In a throwback to an era when some politicians won by railing against big companies for strangling competition, Dave Domina secured the Democratic nomination in May and faces Republican Ben Sasse in the Nov. 4 election.
Rural, agriculture-heavy Nebraska rarely sends Democrats to Congress. Sasse, president of Midland University in Fremont, has not spoken about antitrust policy. In a written statement, he said Nebraskans want to shrink government.
As Congress holds hearings on a series of corporate mergers, Domina's campaign is unusual for condemning big deals that he says squeeze suppliers and small companies trying to compete.
"Those things in turn drive consumer prices up, employment opportunities and business opportunities down, and are completely inconsistent with what is really a free or a fair market," he said in a phone interview.
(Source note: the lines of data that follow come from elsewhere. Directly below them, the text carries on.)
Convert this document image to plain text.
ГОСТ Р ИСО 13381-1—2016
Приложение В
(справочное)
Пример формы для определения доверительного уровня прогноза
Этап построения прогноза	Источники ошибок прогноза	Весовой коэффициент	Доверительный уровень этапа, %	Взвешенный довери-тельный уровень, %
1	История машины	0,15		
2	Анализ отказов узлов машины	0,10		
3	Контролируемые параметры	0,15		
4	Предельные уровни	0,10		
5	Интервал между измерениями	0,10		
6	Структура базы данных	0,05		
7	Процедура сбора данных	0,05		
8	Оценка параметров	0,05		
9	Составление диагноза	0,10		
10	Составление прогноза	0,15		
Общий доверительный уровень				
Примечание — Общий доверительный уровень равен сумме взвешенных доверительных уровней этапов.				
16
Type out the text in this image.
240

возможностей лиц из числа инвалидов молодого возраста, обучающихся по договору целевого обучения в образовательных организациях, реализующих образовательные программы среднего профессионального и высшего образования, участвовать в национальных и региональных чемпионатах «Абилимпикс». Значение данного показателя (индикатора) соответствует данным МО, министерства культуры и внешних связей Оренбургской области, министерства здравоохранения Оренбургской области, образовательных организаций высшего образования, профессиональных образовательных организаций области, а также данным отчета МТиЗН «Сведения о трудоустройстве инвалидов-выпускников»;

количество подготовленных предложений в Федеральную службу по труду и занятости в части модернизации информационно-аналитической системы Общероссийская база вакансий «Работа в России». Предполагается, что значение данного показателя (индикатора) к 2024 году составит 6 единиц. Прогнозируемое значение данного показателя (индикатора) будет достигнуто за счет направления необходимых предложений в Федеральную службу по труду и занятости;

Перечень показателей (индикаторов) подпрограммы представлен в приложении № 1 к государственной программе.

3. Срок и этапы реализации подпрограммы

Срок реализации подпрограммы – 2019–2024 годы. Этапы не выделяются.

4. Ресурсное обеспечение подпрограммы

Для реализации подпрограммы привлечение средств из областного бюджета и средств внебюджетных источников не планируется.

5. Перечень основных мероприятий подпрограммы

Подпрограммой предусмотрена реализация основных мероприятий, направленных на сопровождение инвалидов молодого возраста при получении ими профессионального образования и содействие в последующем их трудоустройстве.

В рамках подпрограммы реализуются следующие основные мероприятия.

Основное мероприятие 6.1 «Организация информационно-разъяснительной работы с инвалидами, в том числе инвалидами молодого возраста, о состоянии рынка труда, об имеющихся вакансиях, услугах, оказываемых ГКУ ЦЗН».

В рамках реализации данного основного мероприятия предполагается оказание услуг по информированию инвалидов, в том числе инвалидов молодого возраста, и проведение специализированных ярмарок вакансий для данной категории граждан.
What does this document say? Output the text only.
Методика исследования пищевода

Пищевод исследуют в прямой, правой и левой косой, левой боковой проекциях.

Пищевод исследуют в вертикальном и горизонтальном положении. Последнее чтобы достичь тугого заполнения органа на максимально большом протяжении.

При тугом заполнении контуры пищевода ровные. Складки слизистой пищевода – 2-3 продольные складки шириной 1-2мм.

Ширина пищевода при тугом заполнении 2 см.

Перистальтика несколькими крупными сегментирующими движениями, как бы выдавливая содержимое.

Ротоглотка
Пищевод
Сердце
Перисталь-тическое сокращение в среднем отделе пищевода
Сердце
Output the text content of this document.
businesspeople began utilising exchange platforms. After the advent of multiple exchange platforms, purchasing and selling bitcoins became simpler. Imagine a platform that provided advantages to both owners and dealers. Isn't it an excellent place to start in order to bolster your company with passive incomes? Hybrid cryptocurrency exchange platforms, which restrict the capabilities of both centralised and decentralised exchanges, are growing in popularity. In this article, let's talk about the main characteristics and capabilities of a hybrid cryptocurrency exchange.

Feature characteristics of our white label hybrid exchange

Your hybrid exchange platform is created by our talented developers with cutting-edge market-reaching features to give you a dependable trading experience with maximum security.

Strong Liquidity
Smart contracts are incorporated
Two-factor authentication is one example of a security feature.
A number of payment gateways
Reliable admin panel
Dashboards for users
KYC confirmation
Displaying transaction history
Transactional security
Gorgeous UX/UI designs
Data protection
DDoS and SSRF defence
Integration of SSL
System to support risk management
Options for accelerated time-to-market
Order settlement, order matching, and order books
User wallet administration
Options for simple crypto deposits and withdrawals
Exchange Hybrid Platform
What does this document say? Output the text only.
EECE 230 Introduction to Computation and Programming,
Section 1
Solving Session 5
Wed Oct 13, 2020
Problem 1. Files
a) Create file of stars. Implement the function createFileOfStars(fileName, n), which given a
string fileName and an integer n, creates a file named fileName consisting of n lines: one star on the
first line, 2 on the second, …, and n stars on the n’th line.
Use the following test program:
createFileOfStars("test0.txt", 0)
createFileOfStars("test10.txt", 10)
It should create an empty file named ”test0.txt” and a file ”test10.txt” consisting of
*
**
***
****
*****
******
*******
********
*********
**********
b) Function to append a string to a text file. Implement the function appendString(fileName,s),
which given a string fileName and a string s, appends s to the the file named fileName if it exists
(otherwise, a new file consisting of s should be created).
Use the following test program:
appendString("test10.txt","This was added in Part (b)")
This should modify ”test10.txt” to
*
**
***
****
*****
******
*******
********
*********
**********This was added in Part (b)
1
In a varied law career, Domina, 63, has represented landowners trying to block the proposed Keystone XL pipeline that would run through Nebraska, and challenged Tyson Foods Inc, the largest U.S. meat processor.
Antitrust is the area of law concerned with keeping markets competitive. More aggressive enforcement should start, Domina said, with a Justice Department lawsuit to block Tyson's proposed $8.55 billion acquisition of sausage-maker Hillshire Brands Co.
In 2004, he won what was considered a historic $1.28 billion jury verdict in an antitrust case against Tyson. A judge threw out the verdict as unlawful.
"It sounds in part that he is tapping into a long tradition of agrarian populism, and that could be very interesting, especially since he seems to know something about it," said New York University law professor Harry First.
Tyson declined to comment on Domina's campaign.
Domina calls for government enforcement against seedmakers such as Monsanto Co. He also says Congress should bar any bank from holding more than 5 percent of all U.S. deposits. The current ceiling is generally 10 percent.
Domina's views run counter to how U.S. antitrust policy and economics have evolved since the 1960s. Courts shifted from protecting small businesses to promoting overall consumer welfare, mainly through lower prices.
In the Tyson lawsuit Domina handled, courts found the company could legally buy cattle through contracts, rather than on the traditional cash market, even though the practice drove down prices paid to cattlemen.
The American Meat Institute, a trade organization in Washington, D.C., would not comment on Domina's views but has defended its industry as dynamic and competitive.
Auburn University economist Robert Taylor, who was one of the cattlemen's trial experts against Tyson, said Domina had both a talent for speaking to a jury and a sharp tongue. Domina once referred to Tyson's legal team in court as "slaughterhouse lawyers," Taylor said, adding, "They all flinched."